“Fui su amante y ahora su esposa: temo que me engañe”

Una de las bases para establecer una pareja sólida y duradera y sentirse bien en ella, es por supuesto la confianza. Sin ella, poco podrá edificarse y si la relación continúa, puede dar lugar a serios conflictos, así como problemas emocionales e inclusive físicos.

En el aspecto de la confianza, cada pareja puede manejarse en forma muy diferente y permitirse cosas que en otras afectaría profundamente la relación. Esto depende de la historia previa, la educación recibida y las experiencias que cada uno de sus integrantes haya tenido.

Sin embargo, hay situaciones particulares, que responden a la génesis misma de la relación. ¿Qué ocurre cuando la pareja actual se origina ella misma en un engaño? Específicamente: ¿qué dudas pueden afectar a una ex amante que ahora es la esposa? ¿Esperará lo mismo que le ocurrió a la anterior mujer? ¿Cómo puede manejar esas dudas?

Una difícil situación

Imaginemos esta escena, con nombres ficticios: María conoce a Juan, que está casado con Estela. Se hacen amantes por unos años, Juan abandona a Estela y se casa con María.

¿Podrá María disfrutar plenamente de esta relación? ¿O el fantasma de la relación anterior y el engaño de Juan no la dejarán dormir?¿Podrá confiar en ese hombre que ya dio señales ciertas de ser infiel?



Por supuesto que es una situación muy difícil, pero es necesario pensar en ciertos aspectos que definen la diferencia entre una y otra relación.

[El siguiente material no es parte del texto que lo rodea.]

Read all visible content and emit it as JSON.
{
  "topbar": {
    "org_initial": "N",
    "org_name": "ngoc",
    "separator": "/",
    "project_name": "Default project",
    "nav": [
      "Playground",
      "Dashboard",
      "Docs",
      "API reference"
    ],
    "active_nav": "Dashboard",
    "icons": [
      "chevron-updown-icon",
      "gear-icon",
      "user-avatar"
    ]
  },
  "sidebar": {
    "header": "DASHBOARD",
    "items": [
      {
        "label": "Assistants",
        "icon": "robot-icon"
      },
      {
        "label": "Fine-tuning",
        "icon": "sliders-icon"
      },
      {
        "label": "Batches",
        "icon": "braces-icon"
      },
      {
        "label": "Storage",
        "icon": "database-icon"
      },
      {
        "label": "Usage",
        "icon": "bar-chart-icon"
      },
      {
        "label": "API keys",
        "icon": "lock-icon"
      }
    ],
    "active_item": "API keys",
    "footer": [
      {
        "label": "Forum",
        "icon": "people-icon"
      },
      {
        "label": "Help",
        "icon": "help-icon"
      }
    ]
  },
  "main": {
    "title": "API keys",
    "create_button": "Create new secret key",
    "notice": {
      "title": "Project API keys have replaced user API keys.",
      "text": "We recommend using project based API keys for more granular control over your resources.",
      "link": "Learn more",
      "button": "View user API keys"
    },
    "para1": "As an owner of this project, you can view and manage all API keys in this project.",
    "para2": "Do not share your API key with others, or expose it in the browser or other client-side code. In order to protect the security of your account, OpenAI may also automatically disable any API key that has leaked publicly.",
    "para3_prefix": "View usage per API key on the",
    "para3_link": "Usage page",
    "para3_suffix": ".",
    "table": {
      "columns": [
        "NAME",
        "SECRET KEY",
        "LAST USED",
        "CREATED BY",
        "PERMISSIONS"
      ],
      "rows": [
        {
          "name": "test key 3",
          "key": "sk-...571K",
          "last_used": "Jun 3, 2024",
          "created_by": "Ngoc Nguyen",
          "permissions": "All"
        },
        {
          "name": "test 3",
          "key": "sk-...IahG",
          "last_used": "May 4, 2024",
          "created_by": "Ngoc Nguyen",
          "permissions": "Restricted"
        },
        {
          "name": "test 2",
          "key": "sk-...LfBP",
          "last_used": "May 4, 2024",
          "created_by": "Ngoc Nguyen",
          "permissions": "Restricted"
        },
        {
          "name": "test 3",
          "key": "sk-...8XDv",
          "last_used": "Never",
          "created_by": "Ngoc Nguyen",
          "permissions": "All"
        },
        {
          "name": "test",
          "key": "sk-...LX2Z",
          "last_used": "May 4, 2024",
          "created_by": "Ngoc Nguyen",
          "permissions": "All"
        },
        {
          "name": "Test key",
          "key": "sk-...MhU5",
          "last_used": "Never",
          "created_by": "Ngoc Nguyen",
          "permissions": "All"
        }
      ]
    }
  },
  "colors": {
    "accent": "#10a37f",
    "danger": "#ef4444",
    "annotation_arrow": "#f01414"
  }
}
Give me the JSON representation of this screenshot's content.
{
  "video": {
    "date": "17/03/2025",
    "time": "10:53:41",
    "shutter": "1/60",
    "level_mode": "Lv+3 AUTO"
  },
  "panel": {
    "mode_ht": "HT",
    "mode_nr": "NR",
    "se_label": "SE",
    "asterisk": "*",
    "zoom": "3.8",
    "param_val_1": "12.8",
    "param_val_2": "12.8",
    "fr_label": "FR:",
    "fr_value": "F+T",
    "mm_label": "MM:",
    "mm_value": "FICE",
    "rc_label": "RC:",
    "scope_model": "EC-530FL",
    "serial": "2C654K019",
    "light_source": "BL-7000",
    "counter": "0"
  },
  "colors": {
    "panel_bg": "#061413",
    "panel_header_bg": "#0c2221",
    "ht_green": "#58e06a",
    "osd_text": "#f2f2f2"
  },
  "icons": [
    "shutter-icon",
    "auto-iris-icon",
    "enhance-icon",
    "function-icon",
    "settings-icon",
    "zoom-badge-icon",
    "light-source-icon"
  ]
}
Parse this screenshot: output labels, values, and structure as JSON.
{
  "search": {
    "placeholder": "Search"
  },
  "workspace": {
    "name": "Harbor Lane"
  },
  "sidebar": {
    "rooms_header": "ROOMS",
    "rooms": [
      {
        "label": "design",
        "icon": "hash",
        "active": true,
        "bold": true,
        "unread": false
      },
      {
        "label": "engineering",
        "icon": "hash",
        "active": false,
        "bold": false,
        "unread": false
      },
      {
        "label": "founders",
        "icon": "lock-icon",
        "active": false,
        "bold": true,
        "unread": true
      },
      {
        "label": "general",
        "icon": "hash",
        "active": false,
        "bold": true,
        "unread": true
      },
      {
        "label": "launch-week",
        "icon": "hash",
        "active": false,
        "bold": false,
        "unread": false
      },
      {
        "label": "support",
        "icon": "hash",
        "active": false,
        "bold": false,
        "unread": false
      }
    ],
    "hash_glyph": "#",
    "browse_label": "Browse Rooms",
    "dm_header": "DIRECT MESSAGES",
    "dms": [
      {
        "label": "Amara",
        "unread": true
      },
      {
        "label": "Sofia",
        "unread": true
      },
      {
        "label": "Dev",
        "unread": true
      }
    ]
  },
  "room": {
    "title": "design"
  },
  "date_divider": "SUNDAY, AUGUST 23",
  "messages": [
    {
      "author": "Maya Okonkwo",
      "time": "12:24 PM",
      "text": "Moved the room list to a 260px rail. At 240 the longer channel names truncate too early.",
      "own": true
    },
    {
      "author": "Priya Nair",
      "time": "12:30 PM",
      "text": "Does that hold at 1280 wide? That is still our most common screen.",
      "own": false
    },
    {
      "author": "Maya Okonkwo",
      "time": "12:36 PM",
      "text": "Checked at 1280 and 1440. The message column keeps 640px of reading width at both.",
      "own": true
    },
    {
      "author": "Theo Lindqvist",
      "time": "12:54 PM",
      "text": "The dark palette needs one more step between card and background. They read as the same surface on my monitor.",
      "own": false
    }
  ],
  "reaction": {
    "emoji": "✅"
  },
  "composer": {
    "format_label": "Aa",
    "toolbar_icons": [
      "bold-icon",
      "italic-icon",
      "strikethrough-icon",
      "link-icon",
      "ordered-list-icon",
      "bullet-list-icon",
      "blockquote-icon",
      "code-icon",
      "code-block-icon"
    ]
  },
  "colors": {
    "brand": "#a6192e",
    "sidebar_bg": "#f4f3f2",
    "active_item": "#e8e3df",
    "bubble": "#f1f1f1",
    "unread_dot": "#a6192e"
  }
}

  •  En primer lugar, es necesario pensar en el inicio de la relación, en las circunstancias que llevaron a Juan a alejarse de su esposa y acercarse a María. ¿Quizás eran muy jóvenes cuando se habían casado? ¿Ocurrió un hecho traumático que los alejó? ¿O era un problema de caracteres incompatibles que no tenía solución?
  •  Definir la situación en que se conocieron y comenzaron Juan y María puede ser importante. ¿ Sabía ella la situación de Juan? ¿Todo comenzó basado en la problemática de Juan o fue por otra causa?¿Qué tienen en común para establecer una relación?
  •  Otro aspecto importante es analizar la dinámica de funcionamiento de la relación actual. Una causa frecuentemente esgrimida por los hombres que engañan a sus esposas, es que sus episodios de infidelidad les permiten “descargar” las tensiones que viven en su casa. En este punto, es importante analizar cómo se manejan los conflictos en este nueva matrimonio: si estos se enfrentan en forma adulta, mediante el diálogo en la pareja, es una buena señal. En cambio, si los problemas se evitan y no se hablan, puede significar que para Juan el escape es una opción válida para eludirlos y habría que ver si además, recurre a la infidelidad nuevamente.
  •  Otro motivo para el engaño en el matrimonio es la incapacidad de manejar los impulsos sexuales. Este es un aspecto difícil de manejar, porque en muchos casos el hombre se deja llevar por sus instintos primarios y puede reincidir en la infidelidad. Si de alguna manera el hombre no es capaz de tomar conciencia de esta situación y no toma las medidas necesarias para abordarlo (que puede incluir un asesoramiento profesional) el peligro de infidelidad está más que presente.
  •  En algunos casos se produce un fenómeno más complejo: María puede haber quedado con algo de culpa por la forma en que comenzó su pareja y puede entender inconscientemente que es algo “justo” que a ella pudiera ocurrirle lo mismo. Esto se disipa con un profundo autoanálisis, aunque en ocasiones la ayuda de un profesional puede ser necesaria. Este tipo de inquietudes o sentimientos no deben “esconderse bajo la alfombra”, sino que deben expresarse para finalmente resolverse; en caso contrario, quedarán dando vueltas en la cabeza y aparecerán siempre, perturbando a la persona en cualquier momento.
  •  Relacionado con lo anterior, el proceso de pensamiento puede ir por el camino de llegar a un arrepentimiento y entender que la forma de “solucionar” el tema es poner fin a la relación. La solución en este punto es igual que en el caso anterior: un profundo autoanálisis y de ser necesario, ayuda profesional.



En ocasiones, las dudas de la mujer la llevan a analizar fríamente su relación actual y concluir que en definitiva no es lo que esperaba. En realidad, muchas veces los matrimonios que nacen de una infidelidad previa, pierden ese “picante” que implica el sabor de lo prohibido. Cuando el motor principal de la relación era ese, para uno o para otro de los integrantes, obviamente ya no está, por lo que la pareja misma puede estar en peligro.

En todos los casos es importante que la mujer explique sus dudas y temores a su pareja. Un diálogo sincero puede ayudar a espantar los fantasmas y propiciar el disfrute de la pareja.